Evidence of the transition from globalisation to the century of "universalization" is provided by the exponential growth in outer space activity across all sectors of human endeavour, including exploration (global investments by national governments and consortia of $65 billion annually), governance (the United Nations Office for Outer Space Affairs, the International Association for Space Safety), commerce (aerospace industries such as Boeing, Teledyne, MDA), resource exploitation (Moon Express), Tourism (Virgin Galactic, XCOR), communications (satellites, probes, inter-planetary internet), education (the International Space University, Singularity University, International Institute of Space Commerce), research (observatories at Hawaii, Chile, the Square Kilometer Array, the Hubble Space Telescope, and settlement (Mars One).

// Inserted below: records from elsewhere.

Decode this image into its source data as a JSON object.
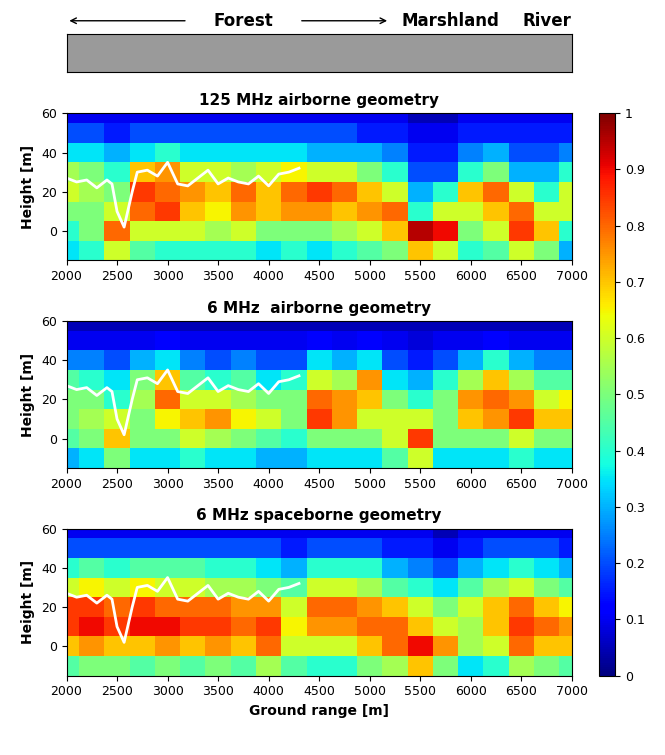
{
  "header": {
    "labels": [
      "Forest",
      "Marshland",
      "River"
    ]
  },
  "colorbar": {
    "range": [
      0,
      1
    ],
    "ticks": [
      0,
      0.1,
      0.2,
      0.3,
      0.4,
      0.5,
      0.6,
      0.7,
      0.8,
      0.9,
      1
    ]
  },
  "chart_data": [
    {
      "type": "heatmap",
      "title": "125 MHz airborne geometry",
      "ylabel": "Height [m]",
      "xlim": [
        2000,
        7000
      ],
      "ylim": [
        -15,
        60
      ],
      "xticks": [
        2000,
        2500,
        3000,
        3500,
        4000,
        4500,
        5000,
        5500,
        6000,
        6500,
        7000
      ],
      "yticks": [
        0,
        20,
        40,
        60
      ],
      "x": [
        2000,
        2250,
        2500,
        2750,
        3000,
        3250,
        3500,
        3750,
        4000,
        4250,
        4500,
        4750,
        5000,
        5250,
        5500,
        5750,
        6000,
        6250,
        6500,
        6750,
        7000
      ],
      "heights": [
        -10,
        0,
        10,
        20,
        30,
        40,
        50,
        60
      ],
      "cells": [
        [
          0.35,
          0.4,
          0.6,
          0.45,
          0.4,
          0.4,
          0.4,
          0.4,
          0.35,
          0.4,
          0.35,
          0.4,
          0.45,
          0.5,
          0.7,
          0.6,
          0.4,
          0.45,
          0.6,
          0.5,
          0.3
        ],
        [
          0.4,
          0.5,
          0.8,
          0.6,
          0.6,
          0.6,
          0.55,
          0.6,
          0.5,
          0.5,
          0.5,
          0.55,
          0.6,
          0.7,
          0.95,
          0.9,
          0.5,
          0.6,
          0.85,
          0.7,
          0.4
        ],
        [
          0.5,
          0.5,
          0.6,
          0.8,
          0.85,
          0.7,
          0.65,
          0.75,
          0.7,
          0.75,
          0.75,
          0.7,
          0.75,
          0.8,
          0.4,
          0.6,
          0.6,
          0.7,
          0.8,
          0.6,
          0.6
        ],
        [
          0.6,
          0.55,
          0.5,
          0.85,
          0.8,
          0.75,
          0.7,
          0.8,
          0.7,
          0.8,
          0.85,
          0.8,
          0.7,
          0.6,
          0.3,
          0.4,
          0.7,
          0.8,
          0.6,
          0.4,
          0.6
        ],
        [
          0.55,
          0.5,
          0.4,
          0.7,
          0.75,
          0.6,
          0.6,
          0.55,
          0.6,
          0.65,
          0.6,
          0.6,
          0.5,
          0.4,
          0.2,
          0.2,
          0.4,
          0.5,
          0.3,
          0.3,
          0.4
        ],
        [
          0.35,
          0.35,
          0.3,
          0.35,
          0.4,
          0.35,
          0.35,
          0.35,
          0.35,
          0.35,
          0.3,
          0.3,
          0.3,
          0.25,
          0.15,
          0.15,
          0.25,
          0.3,
          0.2,
          0.2,
          0.25
        ],
        [
          0.2,
          0.2,
          0.15,
          0.2,
          0.2,
          0.2,
          0.2,
          0.2,
          0.2,
          0.2,
          0.2,
          0.2,
          0.15,
          0.15,
          0.1,
          0.1,
          0.15,
          0.15,
          0.15,
          0.15,
          0.15
        ],
        [
          0.1,
          0.1,
          0.1,
          0.1,
          0.1,
          0.1,
          0.1,
          0.1,
          0.1,
          0.1,
          0.1,
          0.1,
          0.1,
          0.1,
          0.05,
          0.05,
          0.1,
          0.1,
          0.1,
          0.1,
          0.1
        ]
      ],
      "line": {
        "color": "white",
        "x": [
          2000,
          2100,
          2200,
          2300,
          2400,
          2450,
          2500,
          2570,
          2650,
          2700,
          2800,
          2900,
          3000,
          3100,
          3200,
          3300,
          3400,
          3500,
          3600,
          3700,
          3800,
          3900,
          4000,
          4100,
          4200,
          4300
        ],
        "values": [
          27,
          25,
          26,
          22,
          26,
          24,
          10,
          2,
          20,
          30,
          31,
          28,
          35,
          24,
          23,
          27,
          31,
          24,
          27,
          25,
          24,
          28,
          23,
          29,
          30,
          32
        ]
      }
    },
    {
      "type": "heatmap",
      "title": "6 MHz  airborne geometry",
      "ylabel": "Height [m]",
      "xlim": [
        2000,
        7000
      ],
      "ylim": [
        -15,
        60
      ],
      "xticks": [
        2000,
        2500,
        3000,
        3500,
        4000,
        4500,
        5000,
        5500,
        6000,
        6500,
        7000
      ],
      "yticks": [
        0,
        20,
        40,
        60
      ],
      "x": [
        2000,
        2250,
        2500,
        2750,
        3000,
        3250,
        3500,
        3750,
        4000,
        4250,
        4500,
        4750,
        5000,
        5250,
        5500,
        5750,
        6000,
        6250,
        6500,
        6750,
        7000
      ],
      "heights": [
        -10,
        0,
        10,
        20,
        30,
        40,
        50,
        60
      ],
      "cells": [
        [
          0.3,
          0.35,
          0.5,
          0.35,
          0.35,
          0.4,
          0.35,
          0.35,
          0.3,
          0.3,
          0.35,
          0.35,
          0.35,
          0.45,
          0.6,
          0.35,
          0.35,
          0.35,
          0.4,
          0.35,
          0.35
        ],
        [
          0.45,
          0.5,
          0.7,
          0.5,
          0.5,
          0.6,
          0.55,
          0.5,
          0.45,
          0.4,
          0.5,
          0.5,
          0.5,
          0.6,
          0.85,
          0.5,
          0.5,
          0.5,
          0.6,
          0.5,
          0.5
        ],
        [
          0.5,
          0.55,
          0.6,
          0.5,
          0.65,
          0.7,
          0.75,
          0.65,
          0.6,
          0.5,
          0.85,
          0.75,
          0.6,
          0.6,
          0.6,
          0.5,
          0.7,
          0.75,
          0.85,
          0.7,
          0.7
        ],
        [
          0.5,
          0.5,
          0.4,
          0.55,
          0.8,
          0.6,
          0.6,
          0.55,
          0.5,
          0.5,
          0.8,
          0.75,
          0.7,
          0.5,
          0.4,
          0.5,
          0.75,
          0.8,
          0.75,
          0.6,
          0.65
        ],
        [
          0.45,
          0.4,
          0.35,
          0.5,
          0.7,
          0.45,
          0.4,
          0.45,
          0.35,
          0.4,
          0.6,
          0.55,
          0.75,
          0.35,
          0.3,
          0.4,
          0.55,
          0.7,
          0.55,
          0.45,
          0.45
        ],
        [
          0.25,
          0.25,
          0.2,
          0.3,
          0.35,
          0.25,
          0.2,
          0.25,
          0.2,
          0.2,
          0.35,
          0.3,
          0.35,
          0.2,
          0.15,
          0.2,
          0.3,
          0.4,
          0.3,
          0.25,
          0.25
        ],
        [
          0.1,
          0.1,
          0.1,
          0.1,
          0.12,
          0.1,
          0.1,
          0.1,
          0.1,
          0.1,
          0.12,
          0.1,
          0.12,
          0.1,
          0.08,
          0.1,
          0.1,
          0.12,
          0.1,
          0.1,
          0.1
        ],
        [
          0.05,
          0.05,
          0.05,
          0.05,
          0.05,
          0.05,
          0.05,
          0.05,
          0.05,
          0.05,
          0.05,
          0.05,
          0.05,
          0.05,
          0.05,
          0.05,
          0.05,
          0.05,
          0.05,
          0.05,
          0.05
        ]
      ],
      "line": {
        "color": "white",
        "x": [
          2000,
          2100,
          2200,
          2300,
          2400,
          2450,
          2500,
          2570,
          2650,
          2700,
          2800,
          2900,
          3000,
          3100,
          3200,
          3300,
          3400,
          3500,
          3600,
          3700,
          3800,
          3900,
          4000,
          4100,
          4200,
          4300
        ],
        "values": [
          27,
          25,
          26,
          22,
          26,
          24,
          10,
          2,
          20,
          30,
          31,
          28,
          35,
          24,
          23,
          27,
          31,
          24,
          27,
          25,
          24,
          28,
          23,
          29,
          30,
          32
        ]
      }
    },
    {
      "type": "heatmap",
      "title": "6 MHz spaceborne geometry",
      "ylabel": "Height [m]",
      "xlabel": "Ground range [m]",
      "xlim": [
        2000,
        7000
      ],
      "ylim": [
        -15,
        60
      ],
      "xticks": [
        2000,
        2500,
        3000,
        3500,
        4000,
        4500,
        5000,
        5500,
        6000,
        6500,
        7000
      ],
      "yticks": [
        0,
        20,
        40,
        60
      ],
      "x": [
        2000,
        2250,
        2500,
        2750,
        3000,
        3250,
        3500,
        3750,
        4000,
        4250,
        4500,
        4750,
        5000,
        5250,
        5500,
        5750,
        6000,
        6250,
        6500,
        6750,
        7000
      ],
      "heights": [
        -10,
        0,
        10,
        20,
        30,
        40,
        50,
        60
      ],
      "cells": [
        [
          0.45,
          0.5,
          0.5,
          0.45,
          0.5,
          0.45,
          0.5,
          0.45,
          0.55,
          0.45,
          0.4,
          0.4,
          0.5,
          0.55,
          0.7,
          0.5,
          0.35,
          0.4,
          0.55,
          0.5,
          0.45
        ],
        [
          0.7,
          0.75,
          0.7,
          0.7,
          0.75,
          0.7,
          0.75,
          0.7,
          0.8,
          0.6,
          0.6,
          0.6,
          0.7,
          0.8,
          0.9,
          0.75,
          0.55,
          0.6,
          0.8,
          0.7,
          0.7
        ],
        [
          0.85,
          0.9,
          0.85,
          0.9,
          0.9,
          0.85,
          0.85,
          0.8,
          0.85,
          0.65,
          0.75,
          0.75,
          0.8,
          0.8,
          0.7,
          0.6,
          0.55,
          0.7,
          0.85,
          0.8,
          0.75
        ],
        [
          0.85,
          0.85,
          0.8,
          0.85,
          0.8,
          0.8,
          0.8,
          0.75,
          0.75,
          0.6,
          0.8,
          0.8,
          0.75,
          0.7,
          0.6,
          0.5,
          0.6,
          0.7,
          0.8,
          0.7,
          0.65
        ],
        [
          0.6,
          0.65,
          0.6,
          0.65,
          0.6,
          0.6,
          0.55,
          0.55,
          0.5,
          0.45,
          0.6,
          0.6,
          0.55,
          0.45,
          0.4,
          0.35,
          0.45,
          0.55,
          0.6,
          0.5,
          0.45
        ],
        [
          0.4,
          0.45,
          0.4,
          0.45,
          0.45,
          0.45,
          0.4,
          0.4,
          0.35,
          0.3,
          0.4,
          0.4,
          0.4,
          0.3,
          0.25,
          0.2,
          0.3,
          0.35,
          0.4,
          0.35,
          0.3
        ],
        [
          0.2,
          0.2,
          0.2,
          0.2,
          0.2,
          0.2,
          0.2,
          0.2,
          0.2,
          0.15,
          0.2,
          0.2,
          0.2,
          0.15,
          0.15,
          0.1,
          0.15,
          0.2,
          0.2,
          0.2,
          0.15
        ],
        [
          0.1,
          0.1,
          0.1,
          0.1,
          0.1,
          0.1,
          0.1,
          0.1,
          0.1,
          0.1,
          0.1,
          0.1,
          0.1,
          0.1,
          0.1,
          0.05,
          0.1,
          0.1,
          0.1,
          0.1,
          0.1
        ]
      ],
      "line": {
        "color": "white",
        "x": [
          2000,
          2100,
          2200,
          2300,
          2400,
          2450,
          2500,
          2570,
          2650,
          2700,
          2800,
          2900,
          3000,
          3100,
          3200,
          3300,
          3400,
          3500,
          3600,
          3700,
          3800,
          3900,
          4000,
          4100,
          4200,
          4300
        ],
        "values": [
          27,
          25,
          26,
          22,
          26,
          24,
          10,
          2,
          20,
          30,
          31,
          28,
          35,
          24,
          23,
          27,
          31,
          24,
          27,
          25,
          24,
          28,
          23,
          29,
          30,
          32
        ]
      }
    }
  ]
}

Another reading of "universalization" has been suggested by Gregory Paul Meyjes. Questioning the various processes (economic, political, cultural) by which globalization or globalisation has favored expeditious Anglo-cultural dominance at the expense of a more broadly-based, gradually-emerging world civilization, Meyjes argues for cultural policies that support "ecological" relations between local ethnocultural traditions, to protect cultural specificity in the short term and thus to allow as great a variety of groups as possible to voluntarily and organically contribute to the global whole. Meyjes thus proposes universalization as a process of (largely) unfettered yet non-threatening exchange (such as with the aid of an International Auxiliary Language) between and among the world's state-level and sub-state-level groups and "nations" – i.e. a participatory transnational process that informs the gradual emergence of an optimally-inclusive world civilization.